Il simposio del no e il canto dell’amore

L’interesse incontrando il tafferuglio si mise d’accordo e guardò al diverso, l’uomo solo ed arrabbiato per i fatti suoi, così venne adescato. -Un nemico!- gli dissero-  fa sempre comodo e gli spinsero in bocca un’orrida canzone che dalla gola echeggiava per le vie portando a sé  timpani, sogni e speranza.

Il simposio del no, canta una canzone stonatissima che fa male alle orecchie di chi ha capito che l’Europa non può prescindere dalla musica di gioia di chi arriva, ma che soprattutto infrange i cuori di chi vuole in fondo, dopo un lungo viaggio, solo trovare la pace, un valore che dimentichiamo spesso e che dovremmo generosamente offrire a chi la ama.

Negare la pace è come negare la vita. Come si vive senza la pace? Gli europei non lo sanno più se non da antichi ricordi sbiaditi, i più non l’hanno sperimentato, ed i migranti non lo vogliono più sapere perché deve essere davvero tremendo.

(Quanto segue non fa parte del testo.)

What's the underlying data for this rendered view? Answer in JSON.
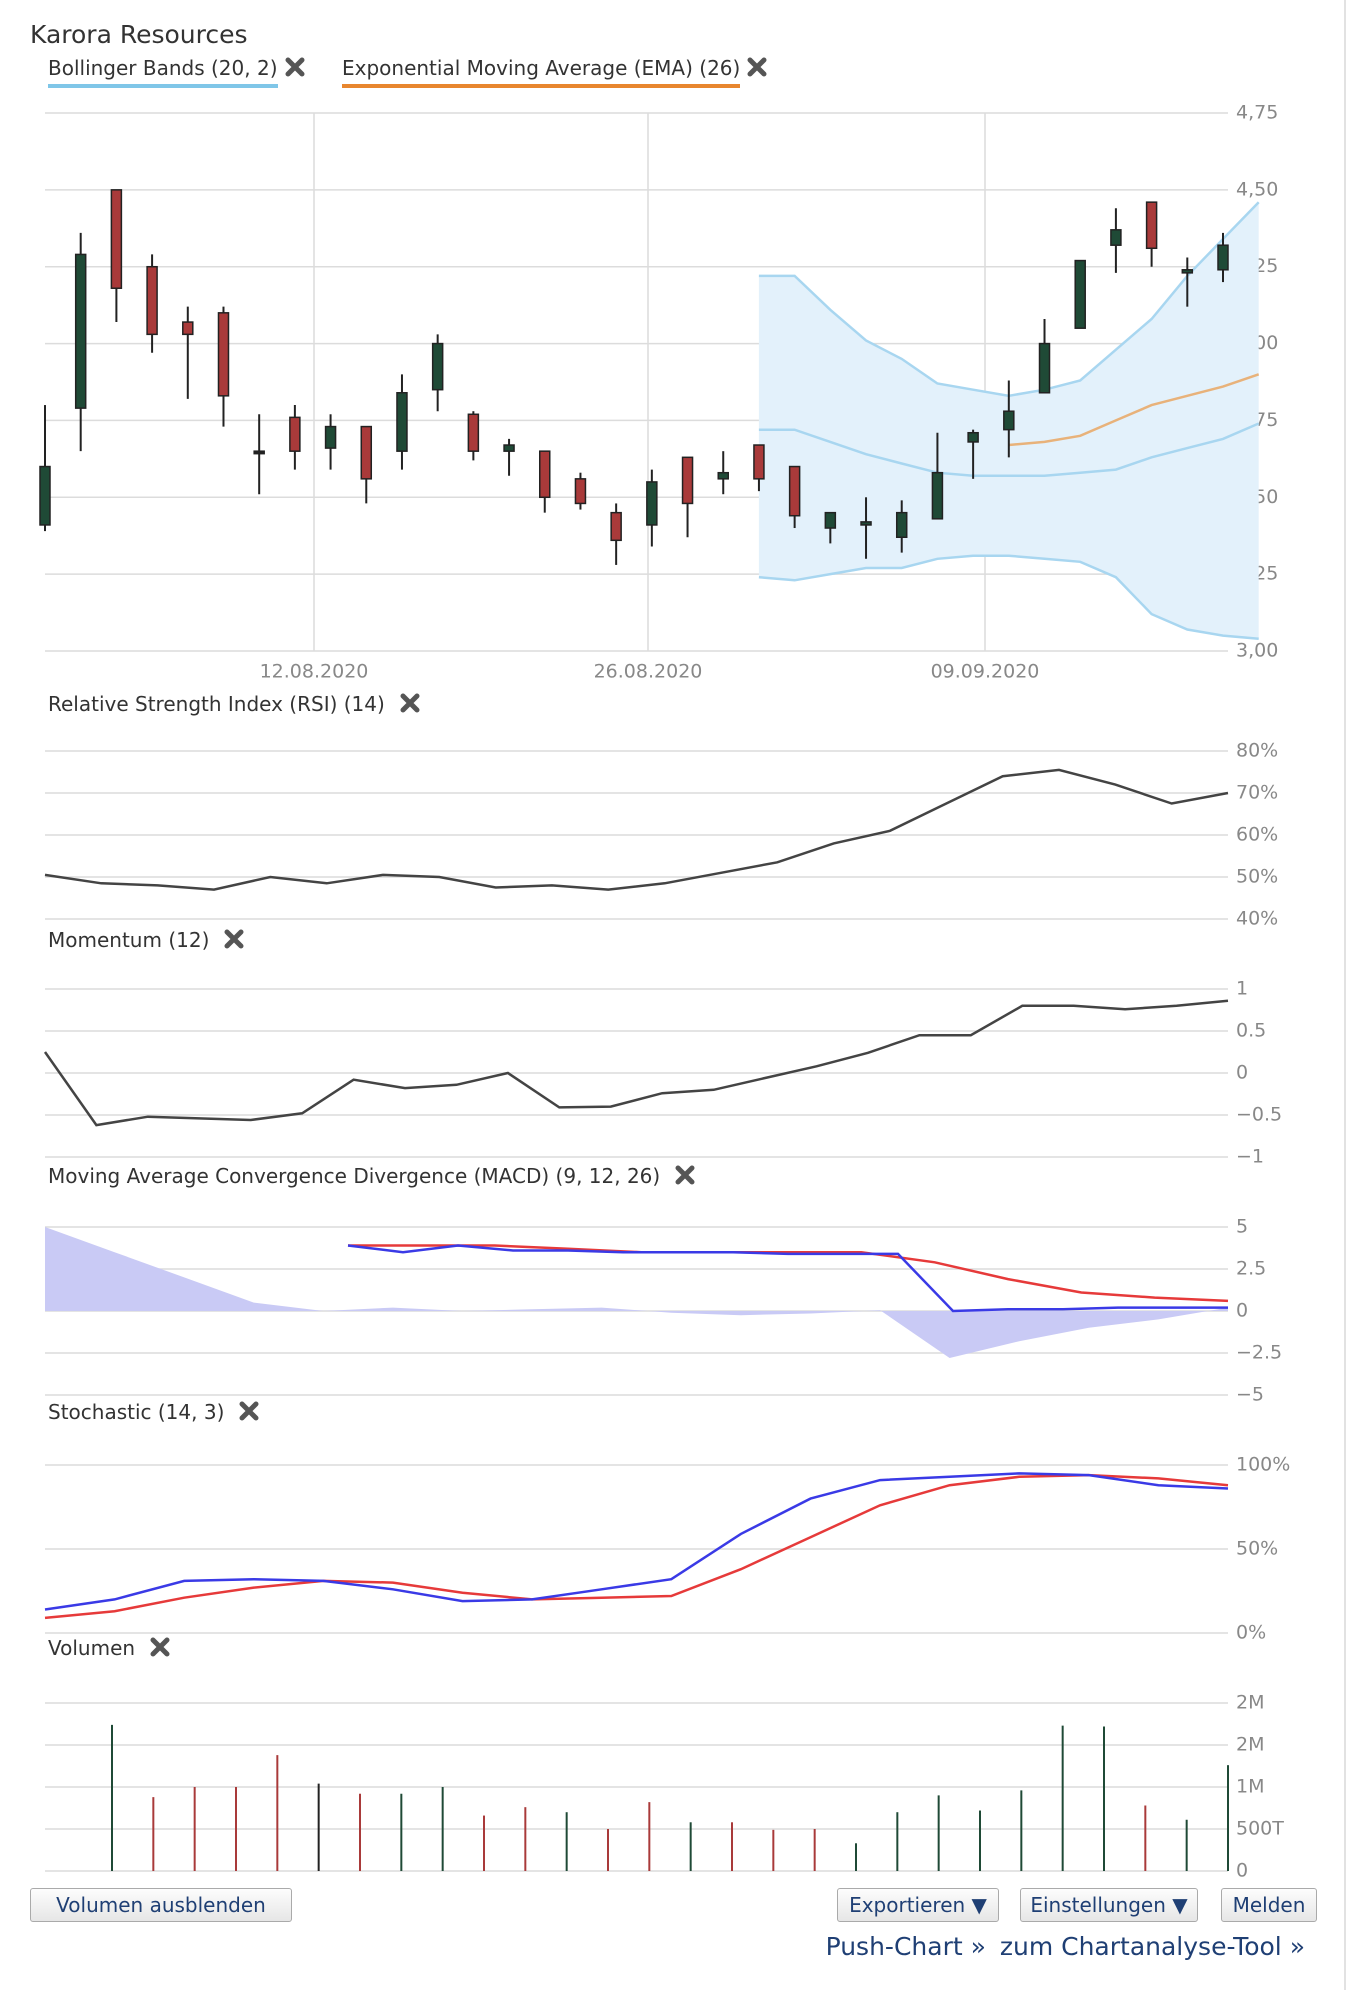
{
  "title": "Karora Resources",
  "overlays": [
    {
      "label": "Bollinger Bands (20, 2)",
      "color": "#7fc6e8"
    },
    {
      "label": "Exponential Moving Average (EMA) (26)",
      "color": "#e8862e"
    }
  ],
  "panel_titles": {
    "rsi": "Relative Strength Index (RSI) (14)",
    "momentum": "Momentum (12)",
    "macd": "Moving Average Convergence Divergence (MACD) (9, 12, 26)",
    "stochastic": "Stochastic (14, 3)",
    "volume": "Volumen"
  },
  "buttons": {
    "hide_volume": "Volumen ausblenden",
    "export": "Exportieren ▼",
    "settings": "Einstellungen ▼",
    "report": "Melden"
  },
  "links": {
    "push": "Push-Chart »",
    "tool": "zum Chartanalyse-Tool »"
  },
  "colors": {
    "up": "#1f4a36",
    "down": "#a93a3a",
    "band_fill": "#e3f1fb",
    "band_line": "#a8d6f0",
    "ema": "#e8b27a",
    "macd_fill": "#c9caf5",
    "blue": "#3a3ae6",
    "red": "#e63a3a",
    "dark": "#444444"
  },
  "chart_data": [
    {
      "type": "candlestick",
      "x_ticks": [
        "12.08.2020",
        "26.08.2020",
        "09.09.2020"
      ],
      "y_ticks": [
        "4,75",
        "4,50",
        "4,25",
        "4,00",
        "3,75",
        "3,50",
        "3,25",
        "3,00"
      ],
      "ylim": [
        3.0,
        4.75
      ],
      "candles": [
        {
          "o": 3.41,
          "h": 3.8,
          "l": 3.39,
          "c": 3.6
        },
        {
          "o": 3.79,
          "h": 4.36,
          "l": 3.65,
          "c": 4.29
        },
        {
          "o": 4.5,
          "h": 4.5,
          "l": 4.07,
          "c": 4.18
        },
        {
          "o": 4.25,
          "h": 4.29,
          "l": 3.97,
          "c": 4.03
        },
        {
          "o": 4.07,
          "h": 4.12,
          "l": 3.82,
          "c": 4.03
        },
        {
          "o": 4.1,
          "h": 4.12,
          "l": 3.73,
          "c": 3.83
        },
        {
          "o": 3.65,
          "h": 3.77,
          "l": 3.51,
          "c": 3.65
        },
        {
          "o": 3.76,
          "h": 3.8,
          "l": 3.59,
          "c": 3.65
        },
        {
          "o": 3.66,
          "h": 3.77,
          "l": 3.59,
          "c": 3.73
        },
        {
          "o": 3.73,
          "h": 3.73,
          "l": 3.48,
          "c": 3.56
        },
        {
          "o": 3.65,
          "h": 3.9,
          "l": 3.59,
          "c": 3.84
        },
        {
          "o": 3.85,
          "h": 4.03,
          "l": 3.78,
          "c": 4.0
        },
        {
          "o": 3.77,
          "h": 3.78,
          "l": 3.62,
          "c": 3.65
        },
        {
          "o": 3.65,
          "h": 3.69,
          "l": 3.57,
          "c": 3.67
        },
        {
          "o": 3.65,
          "h": 3.65,
          "l": 3.45,
          "c": 3.5
        },
        {
          "o": 3.56,
          "h": 3.58,
          "l": 3.46,
          "c": 3.48
        },
        {
          "o": 3.45,
          "h": 3.48,
          "l": 3.28,
          "c": 3.36
        },
        {
          "o": 3.41,
          "h": 3.59,
          "l": 3.34,
          "c": 3.55
        },
        {
          "o": 3.63,
          "h": 3.63,
          "l": 3.37,
          "c": 3.48
        },
        {
          "o": 3.56,
          "h": 3.65,
          "l": 3.51,
          "c": 3.58
        },
        {
          "o": 3.67,
          "h": 3.67,
          "l": 3.52,
          "c": 3.56
        },
        {
          "o": 3.6,
          "h": 3.6,
          "l": 3.4,
          "c": 3.44
        },
        {
          "o": 3.4,
          "h": 3.45,
          "l": 3.35,
          "c": 3.45
        },
        {
          "o": 3.41,
          "h": 3.5,
          "l": 3.3,
          "c": 3.42
        },
        {
          "o": 3.37,
          "h": 3.49,
          "l": 3.32,
          "c": 3.45
        },
        {
          "o": 3.43,
          "h": 3.71,
          "l": 3.43,
          "c": 3.58
        },
        {
          "o": 3.68,
          "h": 3.72,
          "l": 3.56,
          "c": 3.71
        },
        {
          "o": 3.72,
          "h": 3.88,
          "l": 3.63,
          "c": 3.78
        },
        {
          "o": 3.84,
          "h": 4.08,
          "l": 3.84,
          "c": 4.0
        },
        {
          "o": 4.05,
          "h": 4.27,
          "l": 4.05,
          "c": 4.27
        },
        {
          "o": 4.32,
          "h": 4.44,
          "l": 4.23,
          "c": 4.37
        },
        {
          "o": 4.46,
          "h": 4.46,
          "l": 4.25,
          "c": 4.31
        },
        {
          "o": 4.23,
          "h": 4.28,
          "l": 4.12,
          "c": 4.24
        },
        {
          "o": 4.24,
          "h": 4.36,
          "l": 4.2,
          "c": 4.32
        }
      ],
      "bollinger": {
        "start_index": 20,
        "upper": [
          4.22,
          4.22,
          4.11,
          4.01,
          3.95,
          3.87,
          3.85,
          3.83,
          3.85,
          3.88,
          3.98,
          4.08,
          4.22,
          4.34,
          4.46
        ],
        "middle": [
          3.72,
          3.72,
          3.68,
          3.64,
          3.61,
          3.58,
          3.57,
          3.57,
          3.57,
          3.58,
          3.59,
          3.63,
          3.66,
          3.69,
          3.74
        ],
        "lower": [
          3.24,
          3.23,
          3.25,
          3.27,
          3.27,
          3.3,
          3.31,
          3.31,
          3.3,
          3.29,
          3.24,
          3.12,
          3.07,
          3.05,
          3.04
        ]
      },
      "ema": {
        "start_index": 27,
        "values": [
          3.67,
          3.68,
          3.7,
          3.75,
          3.8,
          3.83,
          3.86,
          3.9
        ]
      }
    },
    {
      "type": "line",
      "name": "rsi",
      "y_ticks": [
        "80%",
        "70%",
        "60%",
        "50%",
        "40%"
      ],
      "ylim": [
        40,
        80
      ],
      "values": [
        50.5,
        48.5,
        48.0,
        47.0,
        50.0,
        48.5,
        50.5,
        50.0,
        47.5,
        48.0,
        47.0,
        48.5,
        51.0,
        53.5,
        58.0,
        61.0,
        67.5,
        74.0,
        75.5,
        72.0,
        67.5,
        70.0
      ]
    },
    {
      "type": "line",
      "name": "momentum",
      "y_ticks": [
        "1",
        "0.5",
        "0",
        "−0.5",
        "−1"
      ],
      "ylim": [
        -1,
        1
      ],
      "values": [
        0.25,
        -0.62,
        -0.52,
        -0.54,
        -0.56,
        -0.48,
        -0.08,
        -0.18,
        -0.14,
        0.0,
        -0.41,
        -0.4,
        -0.24,
        -0.2,
        -0.06,
        0.08,
        0.24,
        0.45,
        0.45,
        0.8,
        0.8,
        0.76,
        0.8,
        0.86
      ]
    },
    {
      "type": "area",
      "name": "macd",
      "y_ticks": [
        "5",
        "2.5",
        "0",
        "−2.5",
        "−5"
      ],
      "ylim": [
        -5,
        5
      ],
      "histogram": [
        5.0,
        3.5,
        2.0,
        0.5,
        0.0,
        0.2,
        0.0,
        0.1,
        0.2,
        -0.1,
        -0.25,
        -0.15,
        0.05,
        -2.8,
        -1.8,
        -1.0,
        -0.5,
        0.2
      ],
      "signal": [
        3.9,
        3.9,
        3.9,
        3.7,
        3.5,
        3.5,
        3.5,
        3.5,
        2.9,
        1.9,
        1.1,
        0.8,
        0.6
      ],
      "macd": [
        3.9,
        3.5,
        3.9,
        3.6,
        3.6,
        3.5,
        3.5,
        3.5,
        3.4,
        3.4,
        3.4,
        0.0,
        0.1,
        0.1,
        0.2,
        0.2,
        0.2
      ]
    },
    {
      "type": "line",
      "name": "stochastic",
      "y_ticks": [
        "100%",
        "50%",
        "0%"
      ],
      "ylim": [
        0,
        100
      ],
      "k": [
        14,
        20,
        31,
        32,
        31,
        26,
        19,
        20,
        26,
        32,
        59,
        80,
        91,
        93,
        95,
        94,
        88,
        86
      ],
      "d": [
        9,
        13,
        21,
        27,
        31,
        30,
        24,
        20,
        21,
        22,
        38,
        57,
        76,
        88,
        93,
        94,
        92,
        88
      ]
    },
    {
      "type": "bar",
      "name": "volume",
      "y_ticks": [
        "2M",
        "2M",
        "1M",
        "500T",
        "0"
      ],
      "ylim": [
        0,
        2000000
      ],
      "values": [
        1740000,
        880000,
        1000000,
        1000000,
        1380000,
        1040000,
        920000,
        920000,
        1000000,
        660000,
        760000,
        700000,
        500000,
        820000,
        580000,
        580000,
        490000,
        500000,
        330000,
        700000,
        900000,
        720000,
        960000,
        1730000,
        1720000,
        780000,
        610000,
        1260000
      ],
      "up": [
        true,
        false,
        false,
        false,
        false,
        null,
        false,
        true,
        true,
        false,
        false,
        true,
        false,
        false,
        true,
        false,
        false,
        false,
        true,
        true,
        true,
        true,
        true,
        true,
        true,
        false,
        true,
        true
      ]
    }
  ]
}
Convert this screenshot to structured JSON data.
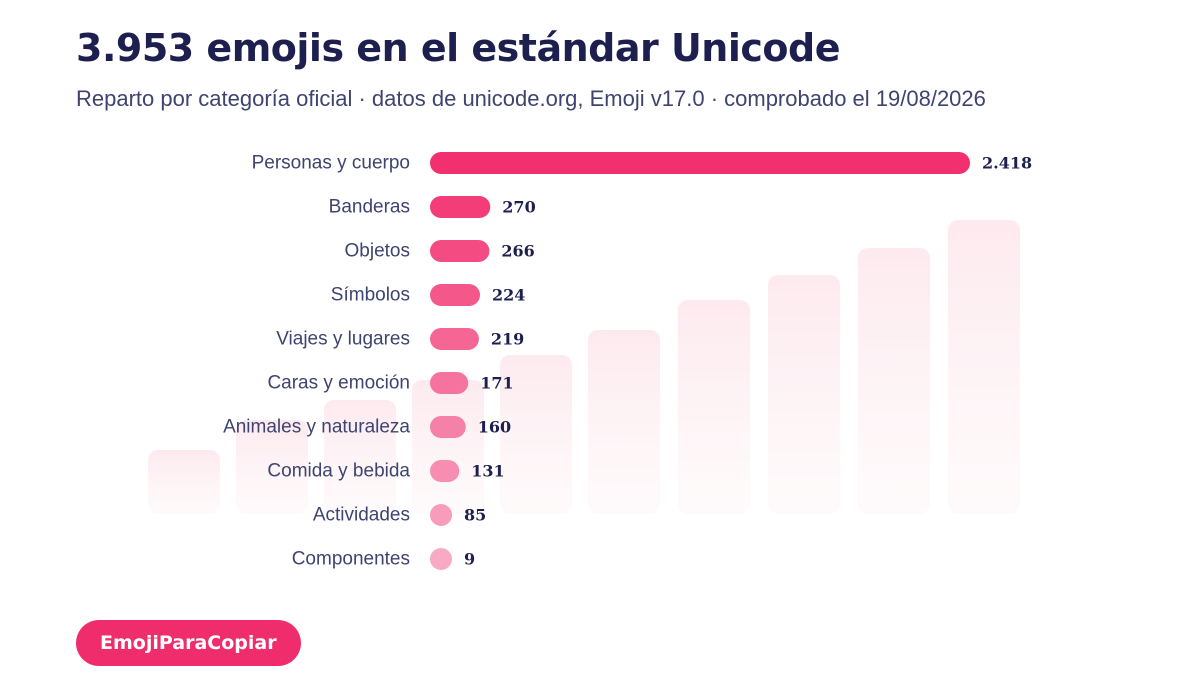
{
  "header": {
    "title": "3.953 emojis en el estándar Unicode",
    "subtitle": "Reparto por categoría oficial · datos de unicode.org, Emoji v17.0 · comprobado el 19/08/2026"
  },
  "brand": {
    "label": "EmojiParaCopiar"
  },
  "colors": {
    "bar_dark": "#f2306f",
    "bar_light": "#f8a9c4",
    "text": "#1d1f4f",
    "label": "#3e4470",
    "brand": "#f02d6c"
  },
  "chart_data": {
    "type": "bar",
    "orientation": "horizontal",
    "categories": [
      "Personas y cuerpo",
      "Banderas",
      "Objetos",
      "Símbolos",
      "Viajes y lugares",
      "Caras y emoción",
      "Animales y naturaleza",
      "Comida y bebida",
      "Actividades",
      "Componentes"
    ],
    "values": [
      2418,
      270,
      266,
      224,
      219,
      171,
      160,
      131,
      85,
      9
    ],
    "value_labels": [
      "2.418",
      "270",
      "266",
      "224",
      "219",
      "171",
      "160",
      "131",
      "85",
      "9"
    ],
    "title": "3.953 emojis en el estándar Unicode",
    "grid": false,
    "legend": "none"
  }
}
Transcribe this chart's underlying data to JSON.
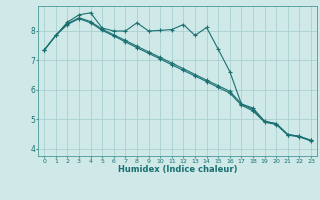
{
  "xlabel": "Humidex (Indice chaleur)",
  "background_color": "#cfe8e8",
  "grid_color": "#aad0d0",
  "line_color": "#1a7070",
  "xlim": [
    -0.5,
    23.5
  ],
  "ylim": [
    3.75,
    8.85
  ],
  "yticks": [
    4,
    5,
    6,
    7,
    8
  ],
  "xticks": [
    0,
    1,
    2,
    3,
    4,
    5,
    6,
    7,
    8,
    9,
    10,
    11,
    12,
    13,
    14,
    15,
    16,
    17,
    18,
    19,
    20,
    21,
    22,
    23
  ],
  "series1_x": [
    0,
    1,
    2,
    3,
    4,
    5,
    6,
    7,
    8,
    9,
    10,
    11,
    12,
    13,
    14,
    15,
    16,
    17,
    18,
    19,
    20,
    21,
    22,
    23
  ],
  "series1_y": [
    7.35,
    7.85,
    8.3,
    8.55,
    8.62,
    8.1,
    8.0,
    8.0,
    8.28,
    8.0,
    8.02,
    8.05,
    8.22,
    7.85,
    8.12,
    7.38,
    6.62,
    5.52,
    5.38,
    4.93,
    4.85,
    4.48,
    4.42,
    4.28
  ],
  "series2_x": [
    0,
    1,
    2,
    3,
    4,
    5,
    6,
    7,
    8,
    9,
    10,
    11,
    12,
    13,
    14,
    15,
    16,
    17,
    18,
    19,
    20,
    21,
    22,
    23
  ],
  "series2_y": [
    7.35,
    7.85,
    8.25,
    8.45,
    8.32,
    8.06,
    7.87,
    7.68,
    7.48,
    7.29,
    7.1,
    6.91,
    6.72,
    6.52,
    6.33,
    6.14,
    5.95,
    5.52,
    5.33,
    4.93,
    4.85,
    4.48,
    4.42,
    4.28
  ],
  "series3_x": [
    0,
    1,
    2,
    3,
    4,
    5,
    6,
    7,
    8,
    9,
    10,
    11,
    12,
    13,
    14,
    15,
    16,
    17,
    18,
    19,
    20,
    21,
    22,
    23
  ],
  "series3_y": [
    7.35,
    7.85,
    8.22,
    8.42,
    8.28,
    8.02,
    7.83,
    7.63,
    7.43,
    7.24,
    7.05,
    6.85,
    6.66,
    6.47,
    6.28,
    6.08,
    5.89,
    5.48,
    5.28,
    4.9,
    4.82,
    4.46,
    4.4,
    4.26
  ]
}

I migranti oggi ci spiegano come la pace è un valore da coltivare, ed il suo seme è l’accoglienza. Non disperdiamolo nel suono di una brutta canzone piena di “no” .

Il rumore dei no è una brutta canzone, stonata, che spesso supera il suono delle parole di chi ha scelto per farsi plasmare e accarezzare il cuore dall’incontro.

Ma qualcosa che si sente più forte significa forse che sia più bella? è solo più arrogante!

Quanto è distante la musica dal rumore? Sogno un’Italia dove si ascolti lo djembe e la polka, e mentre la tarantella echeggia, ed il marranzano vibra una danza tribale ci fa sognare. Come uno stornello romano, come un canto maliano.